Our subscription service had a stock manager that injected EntityManager via DI and held a reference. Concurrent requests shared the same instance. Under load, transactions started bleeding into each other — one request's rollback would discard another request's committed write.
The classic NestJS shape:
@Injectable()
class StockManager {
constructor(@InjectEntityManager() private em: EntityManager) {}
async reserve(eventId: string) {
return this.em.transaction(async (tx) => {
/* ... */
})
}
}
Looks fine. Isn't. The injected em is a singleton scoped to the module. Every concurrent request shares it. The transaction context inside the .transaction(...) callback is request-specific — TypeORM handles that correctly. But the wrapper field on this isn't.

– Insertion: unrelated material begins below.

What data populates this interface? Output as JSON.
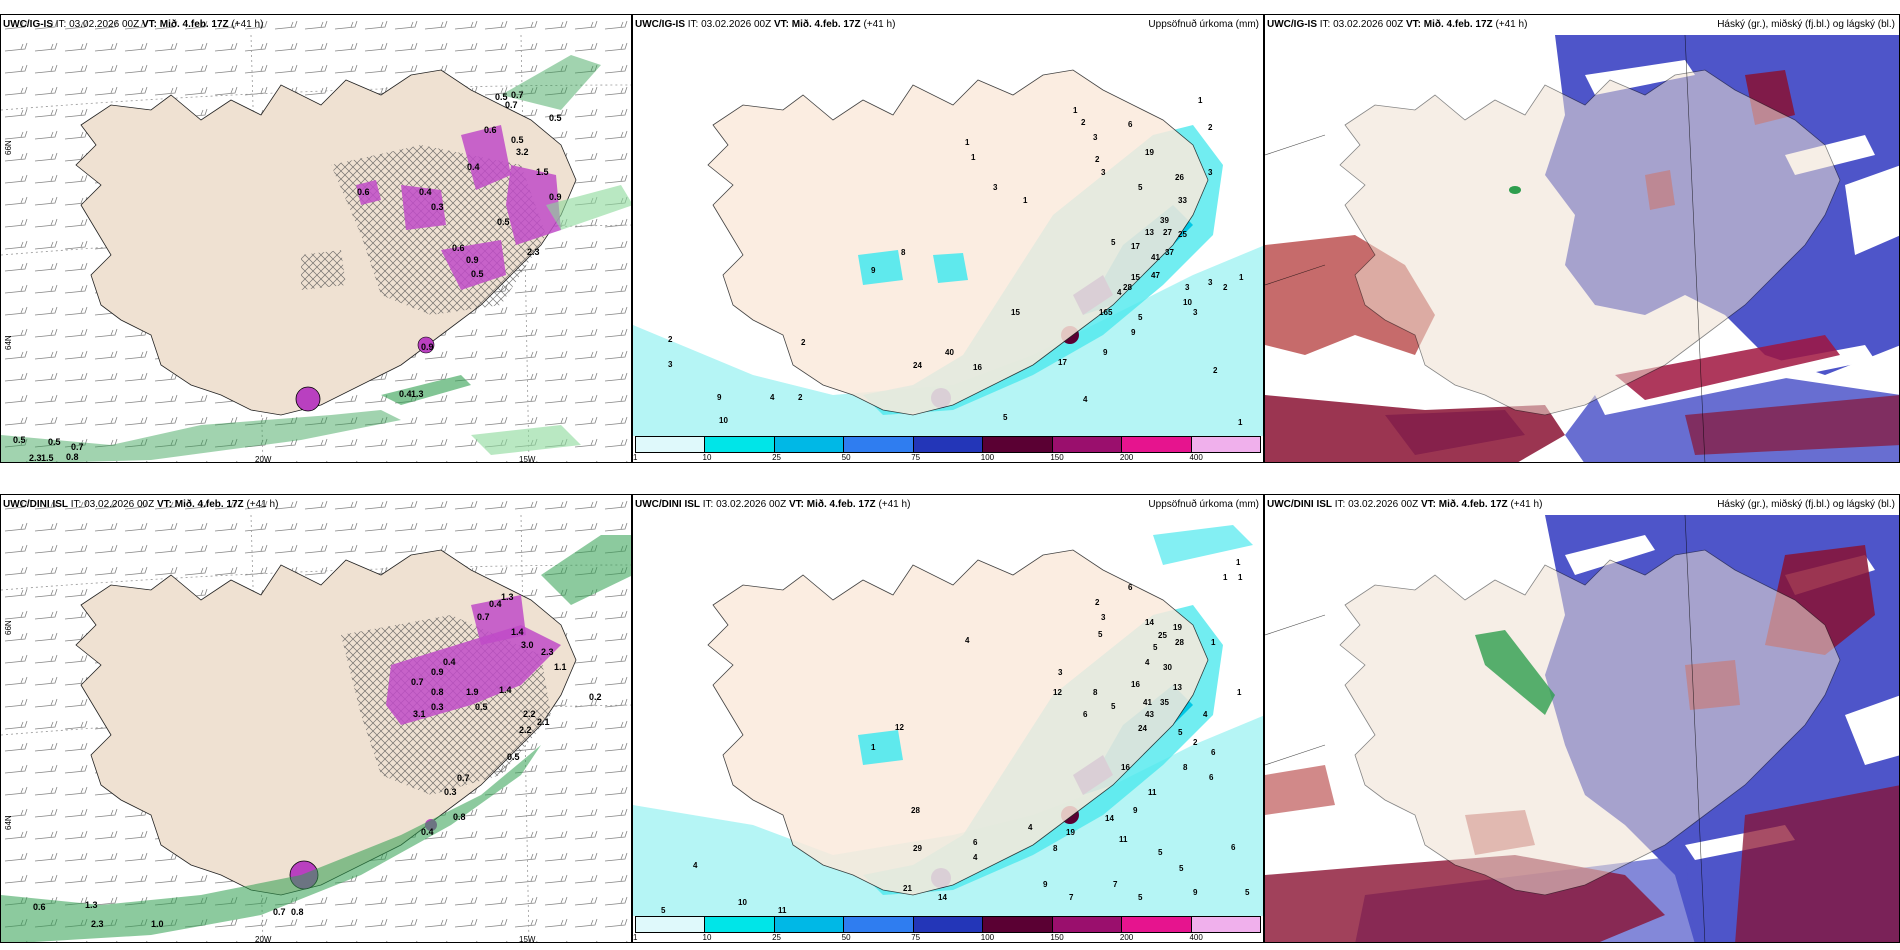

Under load, two requests calling reserve() at the same millisecond could race in ways the test environment couldn't reproduce, because the test environment was effectively single-threaded. Specifically: if request A's transaction was in flight when request B's transaction started and rolled back, B's rollback could discard committed state from A. Not always. Just often enough to drift the stock counter by one or two units per day in production.
The fix: pass EntityManager as an explicit parameter to every method, sourced from the request's transaction context.
async reserve(eventId: string, manager: EntityManager) {
return manager.transaction(async (tx) => {
/* ... */
})
}
Callers source the per-request EntityManager via a NestJS interceptor or an AsyncLocalStorage lookup. One signature change per method. Three days of refactor across the service. Drift gone within a week of the deploy.
In NestJS the temptation is to inject everything. But injectable + mutable + shared = the bug shape we shipped. Pick any two and you're fine. Pick all three and you ship the bug we shipped.
Rule of thumb: if the same instance lives across requests AND it has state that changes per request, you have a concurrency bug waiting to happen. Pass the state, don't inject it.